“Captain Marvel” surprises with yet another solid movie
by Alexis Tucker, Editor-in-chief
There were many concerns going into see “Captain Marvel.” Among those include Brie Larson’s acting, how the plot fits into the overall universe and how it holds up against other superhero movies. Moviegoers should be happy to hear that “Captain Marvel” doesn’t suffer from “prequel syndrome” and is a welcome addition to the MCU.
The storyline feels much more like a Phase 1 movie than a current Phase 3 movie, but that’s a good thing. Carol Danvers, known as Captain Marvel, lost her memory and struggles to find who she was and who she is currently, and she spends the movie discovering herself, who she was, who she is and other aspects of her identity. The plot is fairly simple with a few twists, but it serves the movie well, considering it’s supposed to take place in the mid-90s.
The movie draws parallels between our world and the MCU in regards to refugees, which in general is a spot-on comparison that adds some political commentary, but it doesn’t feel out of place for those that may not be interested in hearing about politics from a movie.
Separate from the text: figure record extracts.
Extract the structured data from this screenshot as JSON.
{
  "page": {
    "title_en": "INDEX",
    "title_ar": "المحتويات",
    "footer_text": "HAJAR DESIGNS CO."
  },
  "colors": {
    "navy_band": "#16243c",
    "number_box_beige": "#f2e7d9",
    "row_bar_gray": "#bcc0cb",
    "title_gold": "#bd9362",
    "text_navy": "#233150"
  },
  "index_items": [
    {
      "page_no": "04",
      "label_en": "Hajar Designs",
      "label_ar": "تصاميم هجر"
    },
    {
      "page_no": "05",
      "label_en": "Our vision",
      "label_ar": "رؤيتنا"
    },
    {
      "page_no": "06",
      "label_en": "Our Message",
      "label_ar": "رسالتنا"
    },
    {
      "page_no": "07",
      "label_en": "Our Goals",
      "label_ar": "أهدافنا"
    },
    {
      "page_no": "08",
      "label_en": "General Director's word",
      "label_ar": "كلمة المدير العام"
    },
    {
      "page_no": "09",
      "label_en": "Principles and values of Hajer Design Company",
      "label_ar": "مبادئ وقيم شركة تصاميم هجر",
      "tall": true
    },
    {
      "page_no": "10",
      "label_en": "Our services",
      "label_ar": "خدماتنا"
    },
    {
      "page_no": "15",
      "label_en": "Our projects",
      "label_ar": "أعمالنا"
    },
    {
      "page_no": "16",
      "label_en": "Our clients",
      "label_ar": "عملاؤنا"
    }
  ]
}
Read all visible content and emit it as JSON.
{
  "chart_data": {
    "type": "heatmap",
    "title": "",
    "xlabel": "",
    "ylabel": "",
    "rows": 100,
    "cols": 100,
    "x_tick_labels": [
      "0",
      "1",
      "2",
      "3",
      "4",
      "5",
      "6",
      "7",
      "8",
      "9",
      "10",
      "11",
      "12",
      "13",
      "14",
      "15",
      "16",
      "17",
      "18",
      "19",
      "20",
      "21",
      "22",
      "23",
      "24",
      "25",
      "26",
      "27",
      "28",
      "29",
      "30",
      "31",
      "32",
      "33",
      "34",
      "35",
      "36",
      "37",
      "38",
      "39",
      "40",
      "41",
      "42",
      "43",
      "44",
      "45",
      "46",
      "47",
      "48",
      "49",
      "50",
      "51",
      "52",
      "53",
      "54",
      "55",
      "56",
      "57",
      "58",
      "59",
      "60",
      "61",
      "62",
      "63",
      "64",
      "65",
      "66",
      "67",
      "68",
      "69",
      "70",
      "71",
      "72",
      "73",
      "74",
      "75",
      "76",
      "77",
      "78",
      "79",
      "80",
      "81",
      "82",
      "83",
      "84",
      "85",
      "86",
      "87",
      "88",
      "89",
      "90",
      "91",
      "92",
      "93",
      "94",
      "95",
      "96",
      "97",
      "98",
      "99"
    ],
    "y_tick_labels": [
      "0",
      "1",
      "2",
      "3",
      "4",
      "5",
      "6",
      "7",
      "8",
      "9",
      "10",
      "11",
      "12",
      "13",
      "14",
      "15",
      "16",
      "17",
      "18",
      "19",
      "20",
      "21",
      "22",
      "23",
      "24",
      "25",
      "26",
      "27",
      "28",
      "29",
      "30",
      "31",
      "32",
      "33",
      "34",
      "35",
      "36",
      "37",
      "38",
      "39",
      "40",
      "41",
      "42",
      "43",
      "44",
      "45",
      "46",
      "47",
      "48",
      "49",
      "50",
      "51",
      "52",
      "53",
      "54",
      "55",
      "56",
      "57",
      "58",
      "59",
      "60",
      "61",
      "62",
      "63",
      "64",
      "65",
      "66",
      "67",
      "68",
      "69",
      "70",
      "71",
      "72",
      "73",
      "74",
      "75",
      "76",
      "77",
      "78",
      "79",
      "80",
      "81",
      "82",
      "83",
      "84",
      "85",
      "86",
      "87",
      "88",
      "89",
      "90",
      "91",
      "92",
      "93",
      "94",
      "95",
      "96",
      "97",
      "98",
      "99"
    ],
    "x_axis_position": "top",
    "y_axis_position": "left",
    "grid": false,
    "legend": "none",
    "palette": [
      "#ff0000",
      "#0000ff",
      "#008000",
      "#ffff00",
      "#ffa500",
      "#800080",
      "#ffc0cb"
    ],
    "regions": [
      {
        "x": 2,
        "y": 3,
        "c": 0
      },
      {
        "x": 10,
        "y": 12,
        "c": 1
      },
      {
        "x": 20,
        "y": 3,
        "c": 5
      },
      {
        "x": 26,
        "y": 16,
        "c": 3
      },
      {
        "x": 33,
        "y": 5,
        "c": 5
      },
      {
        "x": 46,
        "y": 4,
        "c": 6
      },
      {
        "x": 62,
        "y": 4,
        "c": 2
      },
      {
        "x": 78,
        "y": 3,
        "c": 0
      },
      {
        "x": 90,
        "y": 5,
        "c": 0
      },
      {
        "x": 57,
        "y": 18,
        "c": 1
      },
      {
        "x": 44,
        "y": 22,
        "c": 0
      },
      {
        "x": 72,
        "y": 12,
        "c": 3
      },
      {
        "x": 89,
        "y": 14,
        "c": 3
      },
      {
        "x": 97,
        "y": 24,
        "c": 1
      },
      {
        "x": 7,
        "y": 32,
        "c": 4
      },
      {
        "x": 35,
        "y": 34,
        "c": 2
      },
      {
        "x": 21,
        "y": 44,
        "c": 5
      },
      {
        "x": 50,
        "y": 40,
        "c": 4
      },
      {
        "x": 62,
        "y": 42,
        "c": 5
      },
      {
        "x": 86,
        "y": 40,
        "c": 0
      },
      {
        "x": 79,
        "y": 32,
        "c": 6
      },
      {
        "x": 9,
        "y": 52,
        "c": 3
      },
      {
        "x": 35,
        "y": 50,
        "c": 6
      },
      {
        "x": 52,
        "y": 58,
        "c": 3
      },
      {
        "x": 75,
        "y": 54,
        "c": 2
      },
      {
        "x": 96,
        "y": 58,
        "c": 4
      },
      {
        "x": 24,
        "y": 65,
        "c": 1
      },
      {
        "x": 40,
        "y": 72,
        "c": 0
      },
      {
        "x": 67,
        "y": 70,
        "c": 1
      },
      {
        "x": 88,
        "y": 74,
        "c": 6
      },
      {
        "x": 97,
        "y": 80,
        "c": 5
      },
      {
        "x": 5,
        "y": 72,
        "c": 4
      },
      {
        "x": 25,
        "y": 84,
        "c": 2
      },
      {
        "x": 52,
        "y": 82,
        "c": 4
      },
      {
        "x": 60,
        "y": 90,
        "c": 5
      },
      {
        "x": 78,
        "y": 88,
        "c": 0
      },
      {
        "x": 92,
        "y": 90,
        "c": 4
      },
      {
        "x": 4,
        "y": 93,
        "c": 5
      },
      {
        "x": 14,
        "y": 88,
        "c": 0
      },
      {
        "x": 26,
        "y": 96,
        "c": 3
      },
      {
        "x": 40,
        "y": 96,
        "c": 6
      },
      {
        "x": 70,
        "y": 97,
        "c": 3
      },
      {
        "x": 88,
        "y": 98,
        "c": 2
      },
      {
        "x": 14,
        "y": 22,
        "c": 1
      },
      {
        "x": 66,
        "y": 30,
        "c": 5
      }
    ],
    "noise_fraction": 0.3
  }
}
For those that may be familiar with the comics, the story definitely doesn’t go in a way that is expected (even compared to usual). The whole idea of who is the villain is flipped on its head.
Nick Fury and Carol Danvers’s relationship is fun and explains a little bit of the MCU’s overall story, but expect the expository information more in ways like “nods” to the past MCU movies and adding to Fury’s character in general.
Carol Danvers is a well fleshed out character. Some of Brie Larson’s acting in the trailers seemed stiff or fell flat on delivery, but in the movie, her acting fits well with Danvers’s entire personality. Danvers is snarky. She’s a strong character. She never backs down from a fight, and she never apologizes for who she is. The movie doesn’t focus entirely on her struggles “as a woman” in the world, but it is definitely there. It is empowering in all the right ways. Rather than Danvers giving up, she always picks herself back up. Her motivations make sense from what the audience learns about her from her herself and others.
The movie is far from perfect, however.
Some of the CGI feels like it needed a little more work or time. “Captain Marvel” was advertised as a “90s period” movie, but it doesn’t linger too much on the era, which is fine, but the film could have pulled off more of what they were going for if they embraced the 90s more. There are a few times that the movie has to remind the audience that it’s the 90s. The main antagonists don’t get enough exposition to understand what they want or what their end goal is, which is more important than the timing of the music. The audience gets a feel for possibly why the villains are “bad,” but there isn’t much there in terms of dialogue about their motivations are besides protection of their race.
The 90s soundtrack is fun, and most of the music is familiar. For the most part, the music resonates well, when it is used. The 90s music is used more sparingly than “Guardians of the Galaxy.” Artist such as TLC, Salt-N-Pepa, Elastica, Nirvana and more are all sprinkled throughout the course of the movie’s score, which adds in some 90s nostalgia feelings in there.
The music is occasionally used at an awkward time, but that is minor.
“Captain Marvel” is a solid movie all things considered. Carol Danvers feels like a superhero that should’ve had a movie 10 years ago with the original Avengers, and her presence in the MCU is already so widespread with one movie. Audiences should look forward to her return in the future. With Endgame roughly a month away, “Captain Marvel” adds to the hype that continues to build leading up to that fateful day.